Limito a presente anotação a matutar sobre palavras e expressões condicionadas ao fator diatópico, mais precisamente acerca da linguagem peculiar praticado na região Nordeste, o cearês, ou dialeto cearense, que engloba quase todo o Estado (tirante o Cariri), parte do Piauí e parte do Maranhão. Tal dialeto coexiste ao lado de outros, como o baiano, o gaúcho, o amazônico, o recifense, o cuiabano, o florianopolitano.
Torna-se oportuno o registro, uma vez que são inúmeros os falantes de outras localidades, que afluíram em expressivo número na última década para o Estado e por causa do desconhecimento de uma série de palavras e expressões pelo público coestaduano influenciado, entre outros condicionantes, pela linguagem globalizada dos meios de comunicação.
Tais variações dialetais são riqueza do idioma pátrio e sinais peculiares e marcadores de nossa cearensidade.
Eis alguns exemplos do cearês com breves comentários e registros extraídos do cordel.
1.Abortado
Três significados: a) aquele que foi abortado, parido antes da gestação completa. Também indica o que foi produzido antes do tempo. b) malogrado, frustrado, gorado. Exemplos: O negócio foi abortado. O golpe militar foi abortado pelo governo. No cearês, porém, não é nada disso. Abortado se chama o indivíduo de sorte, feliz. Exemplo: Esse cara é um abortado, nasceu com a bunda para a lua.

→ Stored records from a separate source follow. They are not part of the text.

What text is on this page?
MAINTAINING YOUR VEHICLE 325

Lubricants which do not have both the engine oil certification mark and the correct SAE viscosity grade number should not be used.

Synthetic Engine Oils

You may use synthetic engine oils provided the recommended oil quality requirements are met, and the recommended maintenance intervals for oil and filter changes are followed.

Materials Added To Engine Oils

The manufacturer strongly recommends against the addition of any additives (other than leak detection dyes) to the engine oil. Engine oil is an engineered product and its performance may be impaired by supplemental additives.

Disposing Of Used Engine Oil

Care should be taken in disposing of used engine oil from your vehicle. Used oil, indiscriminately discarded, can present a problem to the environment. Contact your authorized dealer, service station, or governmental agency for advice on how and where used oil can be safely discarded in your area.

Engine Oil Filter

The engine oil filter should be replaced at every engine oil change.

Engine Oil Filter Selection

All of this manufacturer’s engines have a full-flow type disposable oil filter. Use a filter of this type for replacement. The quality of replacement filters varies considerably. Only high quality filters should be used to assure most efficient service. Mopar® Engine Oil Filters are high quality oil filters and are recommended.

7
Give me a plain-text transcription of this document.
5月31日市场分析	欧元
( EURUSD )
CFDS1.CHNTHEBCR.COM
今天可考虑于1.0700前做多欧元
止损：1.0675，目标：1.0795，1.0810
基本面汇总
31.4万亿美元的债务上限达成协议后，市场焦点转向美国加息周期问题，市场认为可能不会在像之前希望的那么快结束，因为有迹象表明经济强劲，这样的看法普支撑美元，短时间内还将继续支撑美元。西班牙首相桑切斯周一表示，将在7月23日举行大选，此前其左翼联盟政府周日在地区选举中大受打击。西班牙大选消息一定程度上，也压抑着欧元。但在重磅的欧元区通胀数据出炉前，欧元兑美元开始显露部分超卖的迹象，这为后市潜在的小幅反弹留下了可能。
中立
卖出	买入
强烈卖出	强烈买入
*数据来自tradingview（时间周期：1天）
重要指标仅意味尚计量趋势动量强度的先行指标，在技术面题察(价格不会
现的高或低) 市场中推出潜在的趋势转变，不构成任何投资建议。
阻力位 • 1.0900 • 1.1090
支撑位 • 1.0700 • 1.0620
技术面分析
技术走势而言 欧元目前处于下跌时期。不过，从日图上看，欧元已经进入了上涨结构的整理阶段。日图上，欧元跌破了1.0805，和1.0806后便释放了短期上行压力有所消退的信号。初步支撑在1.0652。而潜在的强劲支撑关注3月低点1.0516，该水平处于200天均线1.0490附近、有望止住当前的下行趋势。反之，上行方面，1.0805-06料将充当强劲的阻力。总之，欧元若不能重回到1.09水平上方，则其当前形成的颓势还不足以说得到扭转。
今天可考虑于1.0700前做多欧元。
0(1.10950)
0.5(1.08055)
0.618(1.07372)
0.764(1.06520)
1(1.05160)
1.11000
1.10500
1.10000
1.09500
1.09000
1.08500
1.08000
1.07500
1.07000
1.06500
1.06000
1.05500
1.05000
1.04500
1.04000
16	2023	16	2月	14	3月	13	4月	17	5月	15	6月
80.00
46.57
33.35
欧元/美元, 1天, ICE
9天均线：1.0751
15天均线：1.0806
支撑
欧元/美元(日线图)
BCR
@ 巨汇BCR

Veja seu emprego na estrofe de Anilda Figueredo da Academia dos Cordelistas do Crato:
Há sujeito que tem sorte
Mesmo um desmantelado
Escapa de endemia
De polícia e delegado
De acidente e perigo
Pois é aí quando eu digo
Só tendo sido abortado!
2. Afobado
Significados: pessoa impaciente, agoniada, inquieta, nervosa, apressada, raivosa. Aplica-se ao tipo atrapalhado, avexado, em função de pressa excessiva ou de impaciência. Exemplos: O jogador afobado chutou a bola para fora. Quem é afobado, come cru ou queima a boca.
Estrofe de Ulisses Germano, cordelista do Crato:
Uma pessoa afobada
É nervosa e inquieta
Anda sempre agoniada
E tudo em volta lhe afeta
É no gesto aligeirado
Que o trejeito do afobado
Perde prumo, perde a reta.
3. Baitinga
Origem: vem de baitola. Há uma etimologia talvez fantasiosa que diz que o termo nasceu na construção da primeira estrada de ferro no Ceará. O capataz encarregado do assentamento dos trilhos era de origem inglesa e possuía modos efeminados. Tinha ela a preocupação com o espaçamento padrão entre os trilhos, chamado de bitola. Por influência da língua materna em que o i tem o som de ai, gritava com frequência o termo baitola em vez de bitola. Os peões por causa disso começaram a chamar o capataz de baitola.
Significado: homossexual, gay, balde, veado, fresco, bicha.
Empregado também para xingar alguém. Baitinga, apontado em epígrafe, é termo menos ofensivo que os anteriores. Usa-se muito nas brincadeiras entre amigos. Geralmente, não possui conotação depreciativa, dependendo, é claro, da entonação de quem emprega o termo. Exemplo: E aí seu baitinga não vai me emprestar a moto, não?
Estrofe de Bastinha Job (da Academia de Cordelista do Crato)
Digo com convicção
Nem preciso de mandinga
Pois falo com precisão
O sinônimo de baitinga
É o cara afrescalhado
É o popular veado
Tem na rua e na caatinga.
4. Birita
Significado: cachaça, pinga, aguardente, por extensão qualquer bebida alcoólica. Apelido que se acrescenta a um nome de um cachaceiro, como Chico Birita, Manel Birita.
Estrofe de Aldemá de Morais, da Academia dos Cordelistas do Crato
“Birita” é o nome dado
A um tipo de cachaça
O caboclo no engenho
Bebe em cuia de cabala
É vendida em botequim
Seus clientes: “papudim”
“Pé inchado” e “arruaça”.
5.Boca quente
Significado: lugar ou situação perigosa. Exemplos: Rapaz, não vá para aquela favela, porque lá é boca quente. O deputado enfrentou uma boca quente ao conversar com os eleitores.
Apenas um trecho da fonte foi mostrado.